真面目ぶっててもやはりぼろが出始めてます。

 風が吹き荒ぶ荒野、そこには篝火に照らされて、馬だけでなく地を走る竜モドキ(竜種ではない)や口から自分が認めた乗り手に限り、火を噴いて援護するフレイムダチョウなど、様々な生き物に騎乗をしている冒険者が総勢150名揃っていた。


「改めて今回の作戦を説明する。オーク共は、基本こちらを気にすることはなくライテックに向かい直進している。進行方向から攻撃すれば、相手の勢いに飲まれる可能性はあるが、背後から強襲すれば亜種以外は反撃を受けることなく殲滅が可能であろう。


 我々は都市全域をカバーするために、各10名ずつに分散して事に当たる。部隊にはそれぞれ最低1名は回復要員を配置、骨折などの重傷者には私が治療を施すので、無理せず安全圏に離脱すること。これは、自らが乗っている騎馬の負傷に関しても同様である。今作戦は、散発して次々にやってくるオークをまとまらないうちに背後から強襲して各個撃破していく作戦である。心するように。


 私はパーティーメンバーと共に都市の周りを周回する形で遊撃に当たるので、負傷者はその際に名乗り出るように。以上、質問はあるか?」



 ライテックの冒険者ギルドでのギルド長やアカデミー長との打ち合わせの中、オークが次々に押し寄せている事実が確認された時点で、私の作戦が決行されることとなった。


 決断さえしてしまえば後は早い物で、他の都市への冒険者派遣の緊急要請の準備。書状を私が持っていくことになるかと思っていたのだが、ギルド内での指示を長髪眼鏡の職員に任せたギルド長が私に随伴しすることになった。


 結果的には、ギルド長がいてくれて対応が早く済んだのはよかったが、あの長髪眼鏡の職員さんは血反吐吐いてないといいけど。

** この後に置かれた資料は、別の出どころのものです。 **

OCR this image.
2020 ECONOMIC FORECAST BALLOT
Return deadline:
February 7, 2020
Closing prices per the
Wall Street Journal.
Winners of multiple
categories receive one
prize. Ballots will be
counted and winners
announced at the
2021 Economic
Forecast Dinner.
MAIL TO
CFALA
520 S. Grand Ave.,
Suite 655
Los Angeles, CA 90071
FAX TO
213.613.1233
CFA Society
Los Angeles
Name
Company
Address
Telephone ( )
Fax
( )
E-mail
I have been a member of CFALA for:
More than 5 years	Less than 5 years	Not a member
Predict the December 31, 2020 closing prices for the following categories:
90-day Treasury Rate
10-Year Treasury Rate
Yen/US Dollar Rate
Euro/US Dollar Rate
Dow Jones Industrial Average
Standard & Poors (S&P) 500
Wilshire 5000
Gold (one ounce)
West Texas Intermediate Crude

 あと、嬉しい誤算があった。本来戦闘にさせないつもりであった未成年組のアカデミー生達が、ベテランの冒険者の戦闘を見れるということで、都市の周りを覆っている城壁の上から弓矢魔法で援護をしてくれることになった。危険が全くないわけではないが、正直な話ありがたい。


 都市をいくつか回って冒険者を一度ライテックに集結させ、プリライトの梺に転送をさせようと準備をしていたところ、ユミール、ティアミー、エリシア、セティリアの4人が私についてくる旨を宣言。少し悩んだが、この遊撃部隊で唯一の重症治療の出来る者を一人にさせるのはまずいだろうとのギルド長の一言で連れて行くことを決定、そして今に至る。


 細々とした作戦に対する質問に返答をして、作戦開始の時が訪れた。


「城壁の上からはアカデミーの子供達が我々の戦いを眺めることになる。未来の冒険者達に我々ベテラン勢の実力を見せつけるぞ。作戦開始だ、総員、散開して突撃!」


 私のかけ声に応じて、冒険者達は各地に散っていった。これからが本番である。


「あんた偉そうなこと言ってたけど冒険者になったの昨日じゃん。」


「なに、こういうのははったりが大事なんだよ。そのためにわざわざこんな格好までしているんだからね。」


 そう、いくら貴重なアコライトとはいえランクの劣る冒険者相手の指示に従うのに難局を示す者がいるかもしれないと、倉庫から退魔のローブを取り出し、着込んでいた。装備の見た目がださくなる前の中期の装備ではあるが、オーク程度ならたとえ亜種でも私の防御力を突破は出来まい。


 このローブ、自分の魔力量に応じてローブに縫い込まれているミスリルの繊維から淡い光が漏れ出すので、結構目立つ。高級品であることと、ベテラン冒険者の何人かはこのローブの存在を知っており、光の量を見て私の実力を理解したようで積極的に下についてくれたのが助かった。


「さて、我々はこれから都市の周りを周回しつつ遊撃だ。借り物の騎乗だがみんな大丈夫かい?」


「それは大丈夫ですが、志姫って何者なんですか? ベテランの冒険者を従わせるような妙なカリスマといい、その装備といい。」


「ただの流れのアコライトだよ。有名人だったら各都市から冒険者連れてきてる段階で誰かが気づいていただろう? ギルド長もそれを確認するために他の都市へ付いてきた節もあるしね。」


「えっ、ひょっとして、志姫の事を詮索をしないと約束したから遠回しな方法で情報を集めようとしてたとか? ずっこい・・・」


「はっはっはっ、いいさ。何をどうしたところで私が無名のアコライトであることには代わりがないからね。さあ、そろそろ出発だ。」


『了解!』


 会話を終わらせた私たちは、少し時間をおいて移動を開始していった。だが、先ほどの会話の内容で少し気になるところもあった。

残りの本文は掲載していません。